Roadmap
There are a number of features planned for the app. Smaller changes in the near future may include:
- Continued performance optimisations, especially for large projects and extended use of the app
- User settings (light/dark theme control, column number and size, etc.)
- Exporting CSV data for matches
- UI improvements (e.g. resizeable sidebar)
- Multi-platform automated end-to-end test coverage
- Adding additional images to projects after creation
- Keyboard shortcuts
- Accessibility improvements
Some of the potential longer-term features are detailed below:
Improved image editing
Currently the app uses a library for editing photos, however there are some limitations with this. The current plan is to build a custom photo editor with the following changes:
- Edits made to photos (brightness, cropping, drawings, etc.) will be saved as properties in the
data.json
file instead of copying the photo file and manipulating it directly, which will save disk space especially for large projects - Temporary filters can be applied to the photos which can help identify marks, similar to some photo editing software
Edit properties would be applied only to thumbnail and export generations, leaving the original images unmodified. For example, image data may look like (in the edits
property):
{
"directory": "/foo/bar",
"name": "image_1.JPG",
"thumbnail": ".thumbnails/image_1.JPG",
"edits": {
"brightness": 50,
"contrast": 50,
"crop": {
"x": 200,
"y": 500,
// Or coordinates from and to
"width": 1200,
"height": 1000
},
"shapes": [
// ...
]
}
}
Data thumbnails
Instead of saving thumbnails to .thumbnails/
, they would be stored as base64 strings in data.json
. The main issue with this is that there is a size limit in local storage which is currently used by the app, so this would need to be removed or reconfigured.

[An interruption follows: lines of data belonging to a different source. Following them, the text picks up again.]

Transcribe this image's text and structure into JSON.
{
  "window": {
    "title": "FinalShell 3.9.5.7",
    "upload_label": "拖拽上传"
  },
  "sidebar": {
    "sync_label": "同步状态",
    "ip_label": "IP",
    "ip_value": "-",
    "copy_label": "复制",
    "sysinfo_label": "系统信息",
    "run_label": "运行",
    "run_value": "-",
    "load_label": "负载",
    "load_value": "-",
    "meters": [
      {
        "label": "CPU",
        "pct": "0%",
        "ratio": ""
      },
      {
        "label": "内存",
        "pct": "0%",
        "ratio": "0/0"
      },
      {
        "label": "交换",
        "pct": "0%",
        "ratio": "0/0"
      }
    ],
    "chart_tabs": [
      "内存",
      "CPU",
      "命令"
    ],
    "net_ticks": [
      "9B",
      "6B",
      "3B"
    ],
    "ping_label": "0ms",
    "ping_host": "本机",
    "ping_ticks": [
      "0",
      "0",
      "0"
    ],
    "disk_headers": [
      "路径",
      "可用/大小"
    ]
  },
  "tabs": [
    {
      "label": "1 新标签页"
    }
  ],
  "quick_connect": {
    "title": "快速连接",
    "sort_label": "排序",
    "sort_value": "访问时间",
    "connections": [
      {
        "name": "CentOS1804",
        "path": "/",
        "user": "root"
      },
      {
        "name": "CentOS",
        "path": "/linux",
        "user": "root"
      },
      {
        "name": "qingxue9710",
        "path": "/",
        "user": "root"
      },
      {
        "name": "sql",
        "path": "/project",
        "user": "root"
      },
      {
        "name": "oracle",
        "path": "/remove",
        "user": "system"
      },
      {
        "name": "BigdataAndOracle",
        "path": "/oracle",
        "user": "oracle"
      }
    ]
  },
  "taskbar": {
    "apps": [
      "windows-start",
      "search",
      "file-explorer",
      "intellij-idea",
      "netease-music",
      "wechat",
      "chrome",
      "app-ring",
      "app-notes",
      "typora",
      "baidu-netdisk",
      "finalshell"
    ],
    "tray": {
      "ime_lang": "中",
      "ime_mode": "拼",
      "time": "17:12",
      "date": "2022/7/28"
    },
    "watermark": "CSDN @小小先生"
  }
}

Machine learning integration
The ability match a photograph against a machine learning model would greatly help with the efficiency of matching photographs1. The general idea would be to send a request to an API with the photo(s) which would query the model and return potential matches and its confidence for each. It would not match any photos automatically, instead only give suggestions on its confidence which the user could then action if necessary.
API contracts would be provided and an endpoint and secret key could be entered into the app preference to enable this integration.